If the cow, unaware of its pursuit, does not move at all, how long does it take for Farmer John to retrieve it?

Input
Line 1: Two space-separated integers: N and K
Output
Line 1: The least amount of time, in minutes, it takes for Farmer John to catch the fugitive cow.
Sample Input
5 17
Sample Output
4
Hint
The fastest way for Farmer John to reach the fugitive cow is to move along the following path: 5-10-9-18-17, which takes 4 minutes.

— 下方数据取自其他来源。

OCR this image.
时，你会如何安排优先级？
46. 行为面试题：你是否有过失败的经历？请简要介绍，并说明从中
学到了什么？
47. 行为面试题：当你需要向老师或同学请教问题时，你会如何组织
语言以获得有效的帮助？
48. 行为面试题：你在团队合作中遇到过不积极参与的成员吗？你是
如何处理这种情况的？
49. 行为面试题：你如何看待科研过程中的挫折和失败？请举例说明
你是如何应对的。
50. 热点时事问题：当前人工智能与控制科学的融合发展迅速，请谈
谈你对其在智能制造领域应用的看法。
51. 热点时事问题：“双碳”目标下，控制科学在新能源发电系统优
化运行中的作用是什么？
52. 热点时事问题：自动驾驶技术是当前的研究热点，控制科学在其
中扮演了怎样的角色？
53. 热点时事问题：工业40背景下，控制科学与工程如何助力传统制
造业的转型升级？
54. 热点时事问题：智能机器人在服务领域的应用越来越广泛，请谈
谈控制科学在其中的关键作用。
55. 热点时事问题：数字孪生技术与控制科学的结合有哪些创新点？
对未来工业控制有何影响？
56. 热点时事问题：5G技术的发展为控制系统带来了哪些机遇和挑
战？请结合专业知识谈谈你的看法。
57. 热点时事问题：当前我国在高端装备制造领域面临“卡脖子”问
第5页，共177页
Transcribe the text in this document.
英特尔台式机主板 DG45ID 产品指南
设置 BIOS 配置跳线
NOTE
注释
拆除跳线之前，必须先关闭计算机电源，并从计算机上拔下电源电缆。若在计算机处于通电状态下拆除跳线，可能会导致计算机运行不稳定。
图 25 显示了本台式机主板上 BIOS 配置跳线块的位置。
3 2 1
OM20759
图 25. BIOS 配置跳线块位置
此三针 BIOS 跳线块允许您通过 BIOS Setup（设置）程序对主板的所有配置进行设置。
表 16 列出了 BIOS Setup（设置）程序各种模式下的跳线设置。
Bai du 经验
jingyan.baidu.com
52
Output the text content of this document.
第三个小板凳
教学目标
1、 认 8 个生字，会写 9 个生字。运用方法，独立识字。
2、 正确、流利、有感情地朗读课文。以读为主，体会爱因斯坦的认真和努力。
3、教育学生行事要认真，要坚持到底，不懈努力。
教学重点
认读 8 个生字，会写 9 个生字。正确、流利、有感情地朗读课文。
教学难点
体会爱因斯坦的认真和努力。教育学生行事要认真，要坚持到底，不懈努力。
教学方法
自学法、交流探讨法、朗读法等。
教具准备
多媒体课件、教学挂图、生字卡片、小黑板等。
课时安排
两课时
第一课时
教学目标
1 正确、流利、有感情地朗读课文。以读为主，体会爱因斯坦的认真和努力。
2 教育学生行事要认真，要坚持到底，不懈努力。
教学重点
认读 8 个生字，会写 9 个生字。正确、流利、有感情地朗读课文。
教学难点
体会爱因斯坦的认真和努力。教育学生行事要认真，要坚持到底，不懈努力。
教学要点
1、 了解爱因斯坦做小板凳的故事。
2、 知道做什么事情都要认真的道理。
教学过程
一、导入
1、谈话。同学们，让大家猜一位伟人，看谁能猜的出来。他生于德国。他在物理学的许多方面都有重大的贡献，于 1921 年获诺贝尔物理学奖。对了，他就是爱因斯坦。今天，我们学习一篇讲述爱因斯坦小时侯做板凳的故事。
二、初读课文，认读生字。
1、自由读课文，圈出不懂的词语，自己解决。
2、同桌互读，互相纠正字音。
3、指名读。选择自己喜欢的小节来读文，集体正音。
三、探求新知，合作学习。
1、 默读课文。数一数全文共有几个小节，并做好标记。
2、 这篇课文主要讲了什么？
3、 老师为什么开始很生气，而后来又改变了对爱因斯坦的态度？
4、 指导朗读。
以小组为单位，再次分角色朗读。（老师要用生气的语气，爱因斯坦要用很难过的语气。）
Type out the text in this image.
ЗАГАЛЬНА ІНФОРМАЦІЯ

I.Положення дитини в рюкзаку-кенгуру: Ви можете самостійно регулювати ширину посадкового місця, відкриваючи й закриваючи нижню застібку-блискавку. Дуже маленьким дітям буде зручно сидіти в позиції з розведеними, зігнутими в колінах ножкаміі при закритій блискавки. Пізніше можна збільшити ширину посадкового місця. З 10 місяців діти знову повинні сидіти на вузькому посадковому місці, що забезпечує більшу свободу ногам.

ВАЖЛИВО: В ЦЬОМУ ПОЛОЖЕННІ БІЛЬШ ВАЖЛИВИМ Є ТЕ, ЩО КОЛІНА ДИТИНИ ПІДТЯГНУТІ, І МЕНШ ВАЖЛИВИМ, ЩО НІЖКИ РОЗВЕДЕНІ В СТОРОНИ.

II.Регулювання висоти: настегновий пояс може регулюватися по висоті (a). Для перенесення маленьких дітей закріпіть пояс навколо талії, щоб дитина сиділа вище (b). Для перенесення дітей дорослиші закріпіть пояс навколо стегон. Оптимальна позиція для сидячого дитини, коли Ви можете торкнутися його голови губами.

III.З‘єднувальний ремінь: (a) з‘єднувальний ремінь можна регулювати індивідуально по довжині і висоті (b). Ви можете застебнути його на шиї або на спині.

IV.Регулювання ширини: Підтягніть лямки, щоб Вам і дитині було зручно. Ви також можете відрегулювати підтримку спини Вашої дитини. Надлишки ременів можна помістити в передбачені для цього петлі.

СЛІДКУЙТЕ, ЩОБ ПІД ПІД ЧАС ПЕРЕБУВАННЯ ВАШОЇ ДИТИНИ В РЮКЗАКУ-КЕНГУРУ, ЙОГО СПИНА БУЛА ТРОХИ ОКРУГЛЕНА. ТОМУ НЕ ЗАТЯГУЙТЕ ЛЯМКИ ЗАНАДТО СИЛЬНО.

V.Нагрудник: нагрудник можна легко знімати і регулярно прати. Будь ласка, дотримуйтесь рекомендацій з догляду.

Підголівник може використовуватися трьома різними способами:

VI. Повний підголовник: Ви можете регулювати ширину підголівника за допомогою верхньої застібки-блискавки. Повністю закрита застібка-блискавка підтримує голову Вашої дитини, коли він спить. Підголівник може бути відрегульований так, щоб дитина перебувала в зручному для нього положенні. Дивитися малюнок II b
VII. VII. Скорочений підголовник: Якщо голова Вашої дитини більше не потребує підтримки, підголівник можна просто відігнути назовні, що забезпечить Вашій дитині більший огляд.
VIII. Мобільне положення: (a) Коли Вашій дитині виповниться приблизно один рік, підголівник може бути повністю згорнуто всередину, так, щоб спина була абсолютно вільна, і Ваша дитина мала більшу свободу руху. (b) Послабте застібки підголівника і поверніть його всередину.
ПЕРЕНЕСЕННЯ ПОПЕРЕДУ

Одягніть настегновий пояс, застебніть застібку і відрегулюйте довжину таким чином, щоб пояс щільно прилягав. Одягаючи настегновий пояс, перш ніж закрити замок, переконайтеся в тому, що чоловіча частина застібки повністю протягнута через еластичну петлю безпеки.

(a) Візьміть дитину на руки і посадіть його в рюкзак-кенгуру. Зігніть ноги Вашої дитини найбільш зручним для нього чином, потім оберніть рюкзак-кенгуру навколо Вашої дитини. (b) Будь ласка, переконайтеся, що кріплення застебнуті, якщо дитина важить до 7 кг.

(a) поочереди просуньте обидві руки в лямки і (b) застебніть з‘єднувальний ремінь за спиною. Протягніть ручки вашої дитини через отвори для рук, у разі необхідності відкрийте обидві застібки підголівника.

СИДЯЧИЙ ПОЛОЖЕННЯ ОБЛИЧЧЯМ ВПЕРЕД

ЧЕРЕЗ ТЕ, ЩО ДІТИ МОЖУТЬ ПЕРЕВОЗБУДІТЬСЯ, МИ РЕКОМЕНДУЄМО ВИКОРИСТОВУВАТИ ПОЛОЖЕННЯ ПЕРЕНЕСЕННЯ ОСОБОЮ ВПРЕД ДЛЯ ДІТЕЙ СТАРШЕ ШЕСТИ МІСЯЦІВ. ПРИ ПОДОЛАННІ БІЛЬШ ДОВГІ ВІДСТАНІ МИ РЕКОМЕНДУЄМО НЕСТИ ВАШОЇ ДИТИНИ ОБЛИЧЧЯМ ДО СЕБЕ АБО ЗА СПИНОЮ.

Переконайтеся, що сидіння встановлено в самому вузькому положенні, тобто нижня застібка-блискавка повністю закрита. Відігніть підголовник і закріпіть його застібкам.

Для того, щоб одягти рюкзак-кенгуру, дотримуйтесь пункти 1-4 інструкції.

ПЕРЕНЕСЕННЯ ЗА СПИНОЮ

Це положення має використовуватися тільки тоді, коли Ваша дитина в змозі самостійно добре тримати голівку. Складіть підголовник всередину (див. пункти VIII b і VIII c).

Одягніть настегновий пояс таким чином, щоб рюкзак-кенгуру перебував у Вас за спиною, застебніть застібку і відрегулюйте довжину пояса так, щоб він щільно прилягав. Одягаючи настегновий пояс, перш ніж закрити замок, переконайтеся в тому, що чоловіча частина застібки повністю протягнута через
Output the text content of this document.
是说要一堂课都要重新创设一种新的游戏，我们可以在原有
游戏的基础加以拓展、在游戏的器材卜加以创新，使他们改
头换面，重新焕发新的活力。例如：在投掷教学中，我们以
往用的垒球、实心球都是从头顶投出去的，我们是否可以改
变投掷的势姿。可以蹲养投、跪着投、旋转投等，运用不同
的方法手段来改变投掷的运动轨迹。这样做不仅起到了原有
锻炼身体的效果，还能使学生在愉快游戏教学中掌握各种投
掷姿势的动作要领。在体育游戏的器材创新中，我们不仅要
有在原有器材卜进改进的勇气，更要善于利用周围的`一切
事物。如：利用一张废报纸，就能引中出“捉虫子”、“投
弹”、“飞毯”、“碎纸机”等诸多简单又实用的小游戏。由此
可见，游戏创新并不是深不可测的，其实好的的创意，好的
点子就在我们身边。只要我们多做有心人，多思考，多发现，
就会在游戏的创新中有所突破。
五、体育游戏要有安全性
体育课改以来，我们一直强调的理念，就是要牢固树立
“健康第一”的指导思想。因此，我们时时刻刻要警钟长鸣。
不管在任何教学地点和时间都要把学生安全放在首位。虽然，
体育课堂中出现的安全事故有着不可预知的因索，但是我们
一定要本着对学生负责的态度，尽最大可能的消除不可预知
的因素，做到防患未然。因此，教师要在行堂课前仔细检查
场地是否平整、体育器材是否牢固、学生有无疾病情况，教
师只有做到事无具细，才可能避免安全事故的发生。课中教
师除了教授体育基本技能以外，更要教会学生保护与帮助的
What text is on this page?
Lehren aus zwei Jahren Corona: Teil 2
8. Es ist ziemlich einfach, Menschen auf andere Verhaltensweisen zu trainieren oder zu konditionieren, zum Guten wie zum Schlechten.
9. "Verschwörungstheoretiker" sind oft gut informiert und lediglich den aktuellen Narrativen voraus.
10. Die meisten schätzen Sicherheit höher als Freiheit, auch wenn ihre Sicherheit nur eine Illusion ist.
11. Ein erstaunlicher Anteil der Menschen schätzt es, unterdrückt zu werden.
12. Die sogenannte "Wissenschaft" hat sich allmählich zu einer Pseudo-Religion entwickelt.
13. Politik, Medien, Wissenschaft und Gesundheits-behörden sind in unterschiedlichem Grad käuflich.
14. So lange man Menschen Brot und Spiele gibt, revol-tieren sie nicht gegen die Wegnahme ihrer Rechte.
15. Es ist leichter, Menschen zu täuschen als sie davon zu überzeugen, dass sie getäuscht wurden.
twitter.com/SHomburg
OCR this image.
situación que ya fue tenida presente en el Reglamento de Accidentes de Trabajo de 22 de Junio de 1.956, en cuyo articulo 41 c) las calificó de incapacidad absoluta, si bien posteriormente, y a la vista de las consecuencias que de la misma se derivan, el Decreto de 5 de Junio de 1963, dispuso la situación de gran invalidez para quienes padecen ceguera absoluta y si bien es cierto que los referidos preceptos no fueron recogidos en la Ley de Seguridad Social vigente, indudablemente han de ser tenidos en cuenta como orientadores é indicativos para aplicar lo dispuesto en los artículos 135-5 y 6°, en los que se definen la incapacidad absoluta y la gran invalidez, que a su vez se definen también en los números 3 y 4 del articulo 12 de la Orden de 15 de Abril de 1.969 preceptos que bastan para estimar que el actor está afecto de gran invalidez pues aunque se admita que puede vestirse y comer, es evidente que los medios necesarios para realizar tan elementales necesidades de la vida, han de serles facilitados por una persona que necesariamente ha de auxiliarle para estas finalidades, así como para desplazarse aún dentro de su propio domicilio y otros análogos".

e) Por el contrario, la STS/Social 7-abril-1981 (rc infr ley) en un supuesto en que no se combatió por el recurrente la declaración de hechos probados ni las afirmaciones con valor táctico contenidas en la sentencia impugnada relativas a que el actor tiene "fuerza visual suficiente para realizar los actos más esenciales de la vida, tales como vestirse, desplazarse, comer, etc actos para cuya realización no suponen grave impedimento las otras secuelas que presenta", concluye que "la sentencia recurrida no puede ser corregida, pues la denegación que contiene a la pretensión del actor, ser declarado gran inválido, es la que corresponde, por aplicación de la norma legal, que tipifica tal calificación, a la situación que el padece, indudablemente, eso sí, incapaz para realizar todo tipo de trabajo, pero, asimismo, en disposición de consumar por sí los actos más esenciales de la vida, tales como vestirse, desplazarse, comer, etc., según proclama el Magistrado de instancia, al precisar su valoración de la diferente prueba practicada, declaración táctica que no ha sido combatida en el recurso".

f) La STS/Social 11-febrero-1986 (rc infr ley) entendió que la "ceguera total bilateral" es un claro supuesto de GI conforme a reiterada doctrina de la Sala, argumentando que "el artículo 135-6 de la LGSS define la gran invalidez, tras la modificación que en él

题意：给出起点，终点坐标，注意坐标都只在一条数轴上。对起点有三种操作，向前一位，向后一位，起点乘以2.每种操作都消耗一个单位时间，求出到达终点最短时间.

广度优先搜索。
昨天做了二维的，上午做了三维的，现在又来了一维的。。。。

代码

#include<stdio.h>
#include<string.h>
#include<string>
#include<stack>
#include<queue>
#include<math.h>
#include<limits.h>
#include<iostream>
#include<algorithm>
#define SIZE 100001
using namespace std;
queue<int>q;
bool visited[SIZE];//已访问的坐标标记为true
int step[SIZE];//记录坐标对应的步数
int bfs(int n, int k)//广度优先搜索
{
    int head,next;
    q.push(n);
    visited[n]=true;
    step[n]=0;
    while(!q.empty())//优先队列
    {
        head=q.front();
        q.pop();
        for(int i=0; i<3; i++)//三个搜索的方向
        {
            if(i==0)
                next=head-1;//向后
            else if (i == 1)
                next=head+1;//向前
            else
                next=head*2;//传送
            if(next>SIZE||next<0||visited[next])//坐标不合法或者坐标已被访问过
                continue;
            if(!visited[next])
            {
                q.push(next);
                step[next]=step[head]+1;//步数加一
                visited[next]=true;//标记为已访问
            }
            if(next==k)
                return step[next];//到达终点
        }
    }
}
int main()
{
    int n,k;
    cin>>n>>k;
    if(n>=k)//可能起点在终点后面，那只能一步一步退回去
        cout<<n-k<<endl;
    else
        cout<<bfs(n,k)<<endl;
    return 0;
}